A modified FxLMS fluid flow control model for convectively unstable disturbance

Abstract

In this article, we propose a modified FxLMS (Filtered least mean square algorithm) fluid flow control model of a linear convectively unstable disturbance over a flat plate in one dimensional sense. In many flow situations, we need to suppress the flow instabilities as it causes unnecessary drag and noise due to enhancement of perturbation amplitude, whereas in few other flow situations, we deliberately need the flow perturbations in an enhanced desired permissible set level to obtain a desired mixing or controlled enhancement of heat transfer through the fluids. We propose a one dimensional modified FxLMS flow control model through which we can achieve controlled attenuation as well as enhancement in the amplitude of fluid perturbation with single additional gain in the control model. This method is widely used in noise control and signal processing areas. We adopt the similar modeling approach to confront the problem. One dimensional linearized Kuramoto–Sivashinsky equation model (KS equation) is used to model the fluid flow. We make use of model-free adaptive method to further apply it for fluids flows. A structurally modified adaptive algorithm incorporating FxLMS is designed and tested to get the desired set level of fluctuations in the fluid flow.
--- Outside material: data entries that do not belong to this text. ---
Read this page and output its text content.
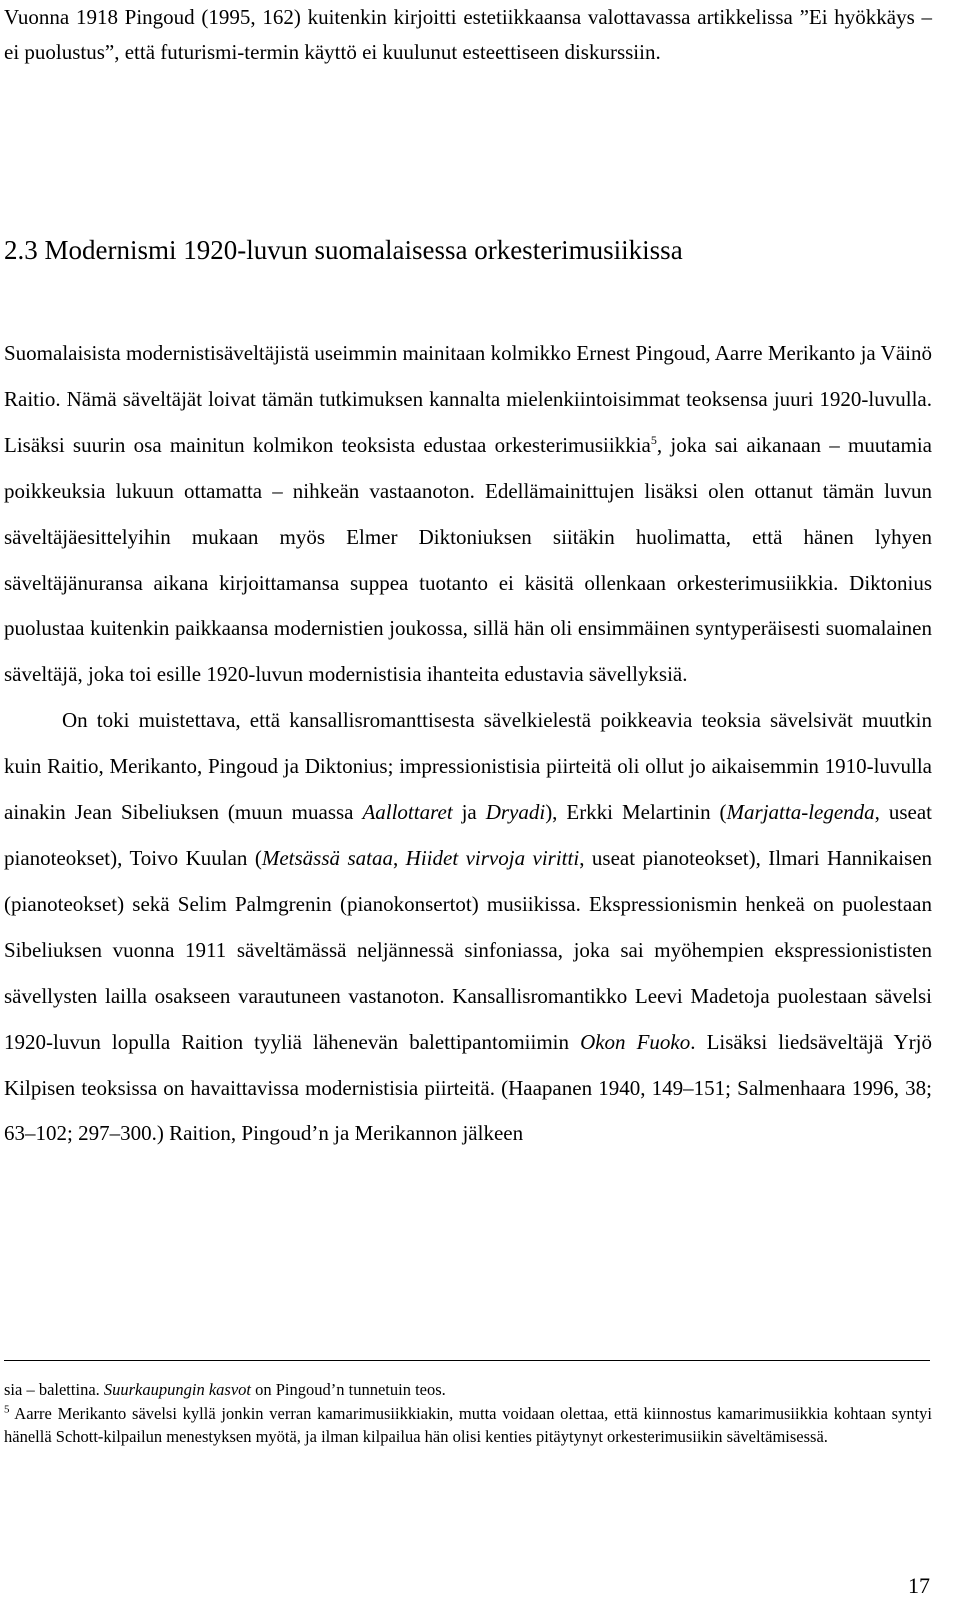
Vuonna 1918 Pingoud (1995, 162) kuitenkin kirjoitti estetiikkaansa valottavassa artikkelissa ”Ei hyökkäys – ei puolustus”, että futurismi-termin käyttö ei kuulunut esteettiseen diskurssiin.

2.3 Modernismi 1920-luvun suomalaisessa orkesterimusiikissa

Suomalaisista modernistisäveltäjistä useimmin mainitaan kolmikko Ernest Pingoud, Aarre Merikanto ja Väinö Raitio. Nämä säveltäjät loivat tämän tutkimuksen kannalta mielenkiintoisimmat teoksensa juuri 1920-luvulla. Lisäksi suurin osa mainitun kolmikon teoksista edustaa orkesterimusiikkia$^5$, joka sai aikanaan – muutamia poikkeuksia lukuun ottamatta – nihkeän vastaanoton. Edellämainittujen lisäksi olen ottanut tämän luvun säveltäjäesittelyihin mukaan myös Elmer Diktoniuksen siitäkin huolimatta, että hänen lyhyen säveltäjänuransa aikana kirjoittamansa suppea tuotanto ei käsitä ollenkaan orkesterimusiikkia. Diktonius puolustaa kuitenkin paikkaansa modernistien joukossa, sillä hän oli ensimmäinen syntyperäisesti suomalainen säveltäjä, joka toi esille 1920-luvun modernistisia ihanteita edustavia sävellyksiä.

On toki muistettava, että kansallisromanttisesta sävelkielestä poikkeavia teoksia sävelsivät muutkin kuin Raitio, Merikanto, Pingoud ja Diktonius; impressionistisia piirteitä oli ollut jo aikaisemmin 1910-luvulla ainakin Jean Sibeliuksen (muun muassa Aallottaret ja Dryadi), Erkki Melartinin (Marjatta-legenda, useat pianoteokset), Toivo Kuulan (Metsässä sataa, Hiidet virvoja viritti, useat pianoteokset), Ilmari Hannikaisen (pianoteokset) sekä Selim Palmgrenin (pianokonsertot) musiikissa. Ekspressionismin henkeä on puolestaan Sibeliuksen vuonna 1911 säveltämässä neljännessä sinfoniassa, joka sai myöhempien ekspressionististen sävellysten lailla osakseen varautuneen vastanoton. Kansallisromantikko Leevi Madetoja puolestaan sävelsi 1920-luvun lopulla Raition tyyliä lähenevän balettipantomiimin Okon Fuoko. Lisäksi liedsäveltäjä Yrjö Kilpisen teoksissa on havaittavissa modernistisia piirteitä. (Haapanen 1940, 149–151; Salmenhaara 1996, 38; 63–102; 297–300.) Raition, Pingoud’n ja Merikannon jälkeen

sia – balettina. Suurkaupungin kasvot on Pingoud’n tunnetuin teos.

$^5$ Aarre Merikanto sävelsi kyllä jonkin verran kamarimusiikkiakin, mutta voidaan olettaa, että kiinnostus kamarimusiikkia kohtaan syntyi hänellä Schott-kilpailun menestyksen myötä, ja ilman kilpailua hän olisi kenties pitäytynyt orkesterimusiikin säveltämisessä.

17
In this control model, with a set value of additional gain, we achieve cancellation, attenuation, enhancement, and neutralization of perturbation amplitude downstream of the fluid flow in one dimensional sense. With the fast Fourier transformation (FFT) analysis, we have also observed that, the modified FxLMS fluid flow adaptive control model attenuates/enhances the set of troubling frequencies accordingly.